Mereka adalah perusahaan logging, sawit, kebun kertas, tambang, hingga proyek pembangkit listrik yang diklaim “hijau”. Namun, seperti biasa, perusahaan-perusahaan itu berlindung di balik narasi klasik. "Ini takdir alam. Ini curah hujan ekstrem," kata mereka.
Bagaimana mungkin meminta pertanggungjawaban pada takdir? Maka, sembilan ratus enam puluh satu jenazah, memang hanya angka.
Padahal, hanya di negeri otoritarian warga negara boleh mati dalam ketidaktahuan. Adapun kita adalah negara yang menjunjung tinggi “Kemanusiaan yang Adil dan Beradab”. Oleh karena itu, sudah seharusnya negara menyeret mereka yang bertanggung jawab dalam banjir bandang ini, demi rasa keadilan bagi korban dan keluarganya, dan untuk pelajaran di masa depan.

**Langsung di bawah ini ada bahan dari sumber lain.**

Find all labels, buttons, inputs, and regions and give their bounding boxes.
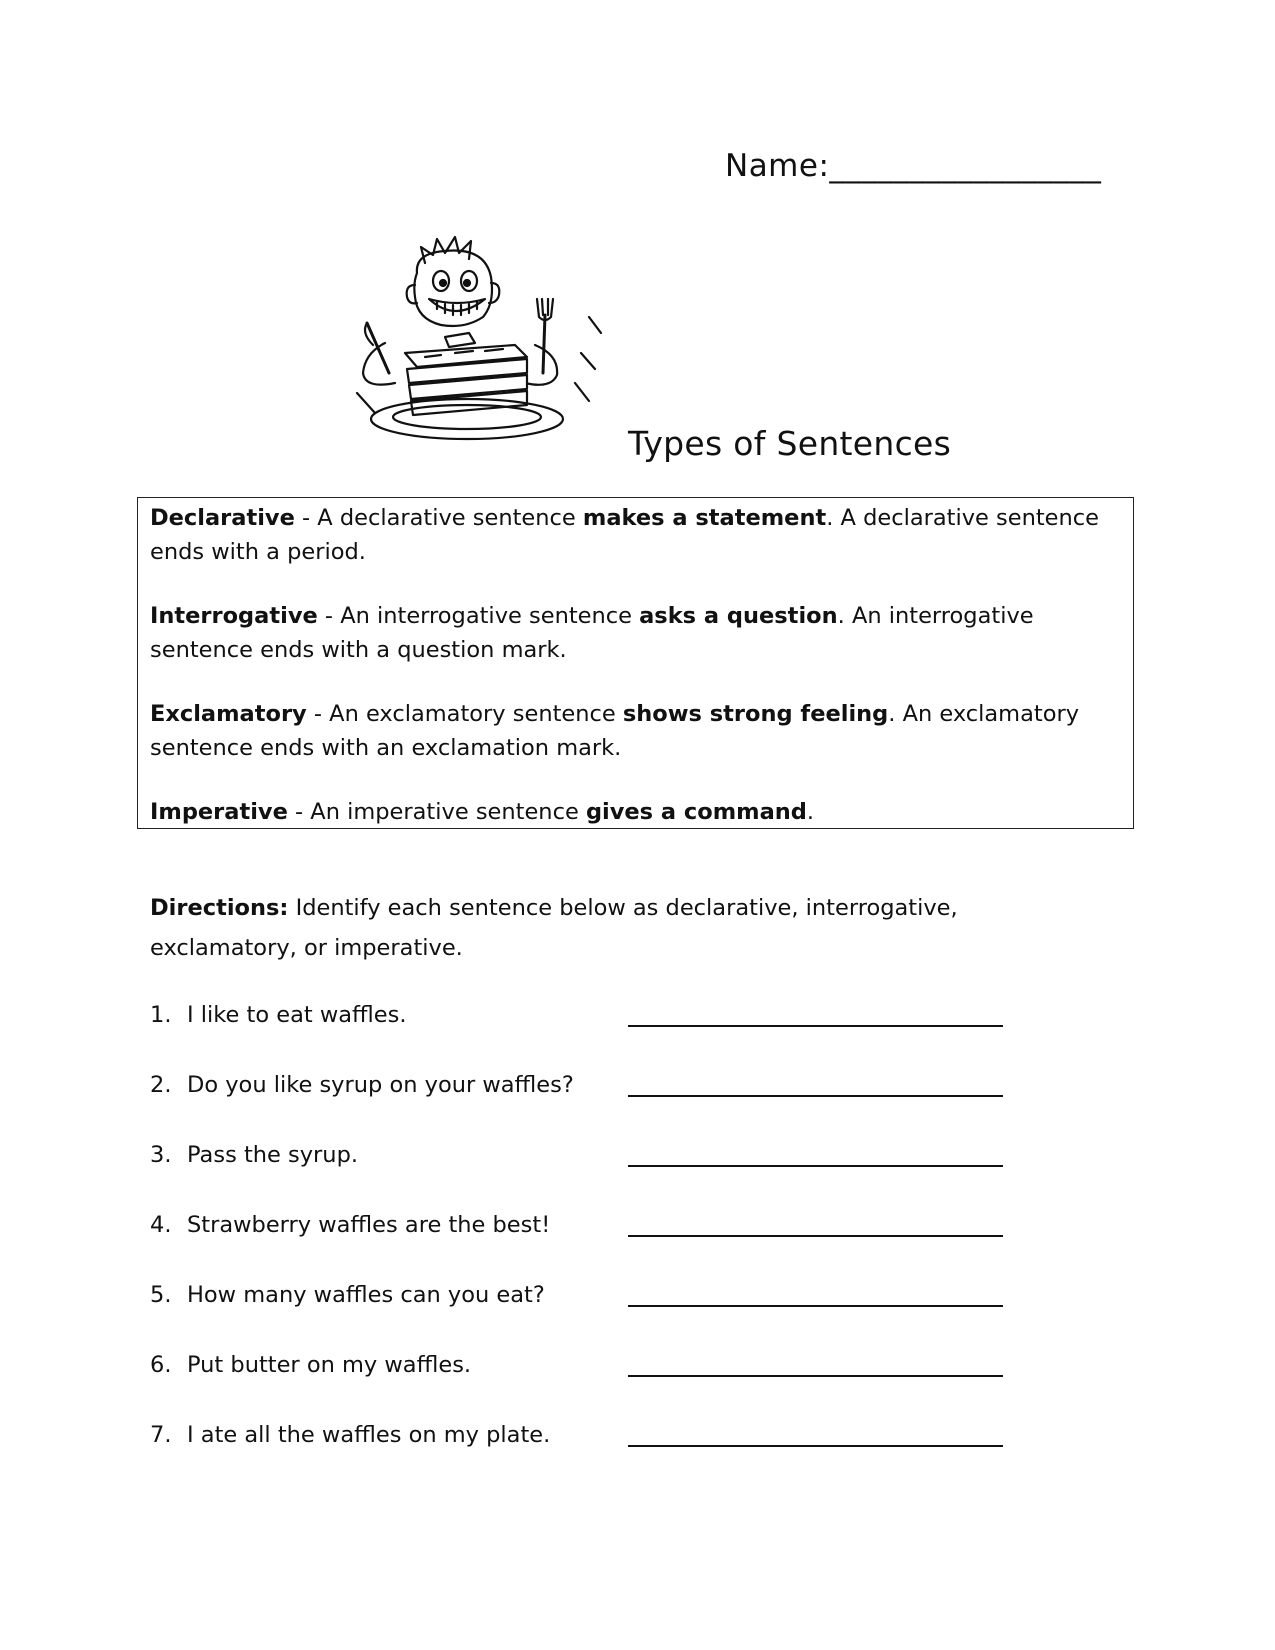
definitions-box (137, 497, 1134, 829)
question-text: Put butter on my waffles. (187, 1352, 472, 1378)
answer-blank[interactable] (628, 1445, 1003, 1447)
question-number: 3. (150, 1142, 172, 1168)
answer-blank[interactable] (628, 1165, 1003, 1167)
question-text: Pass the syrup. (187, 1142, 359, 1168)
definition-declarative: Declarative - A declarative sentence makes a statement. A declarative sentence ends with a period. (150, 505, 1100, 565)
question-3 (150, 1132, 1070, 1178)
question-1 (150, 992, 1070, 1038)
question-2 (150, 1062, 1070, 1108)
question-text: I ate all the waffles on my plate. (187, 1422, 551, 1448)
question-number: 2. (150, 1072, 172, 1098)
question-list (150, 992, 1070, 1482)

Tetapi, menyeret mereka tak akan semudah menemukannya di peta. Akan sangat sukar, bahkan mungkin tidak akan berhasil, jika penegakkannya menggunakan hukum konvensional.
Kegagalan strict liability
Selama ini, kita dininabobokan oleh UU Perlindungan dan Pengelolaan Lingkungan Hidup (PPLH), hanya karena di dalamnya ada asas Strict Liability atau Tanggung Jawab Mutlak. Di atas kertas, asas ini terdengar garang: Perusahaan perusak lingkungan wajib membayar ganti rugi tanpa perlu membuktikan unsur kesalahannya.
Namun, terbukti sanksi perdata ini gagal menjadi pencegah (deterrent). Bagi korporasi ekstraktif dengan omset triliunan, membayar denda lingkungan hanyalah cost of doing business—biaya operasional yang jauh lebih murah dibandingkan harus membangun infrastruktur mitigasi bencana yang layak. Mereka membayar denda, lalu kembali mengeruk laba.
Ketika kerugian bukan lagi soal pohon yang tumbang, melainkan ratusan nyawa manusia, pendekatan perdata ini tak lagi memadai. Hukum tak boleh membiarkan nyawa manusia dikalkulasi dalam neraca rugi-laba perusahaan.
Kita membutuhkan instrumen yang lebih tajam dari sekadar denda. Kita butuh pidana penjara, yang mekanismenya menggunakan Pembuktian Terbalik. Korporasi di hulu sungai, alih-alih Jaksa, yang harus membuktikan mereka tidak bersalah. Jika mereka gagal memberikan alibi yang ilmiah, negara berhak—dan wajib—menuntut pertanggungjawaban.
Analogi kaca jendela
Pembuktian terbalik mutlak diperlukan di sana. Penyebabnya adalah karena di wilayah ini ada ketimpangan epistemik (Epistemic Inequality) dalam informasi, ada asimetri informasi, antara korporasi dan rakyat.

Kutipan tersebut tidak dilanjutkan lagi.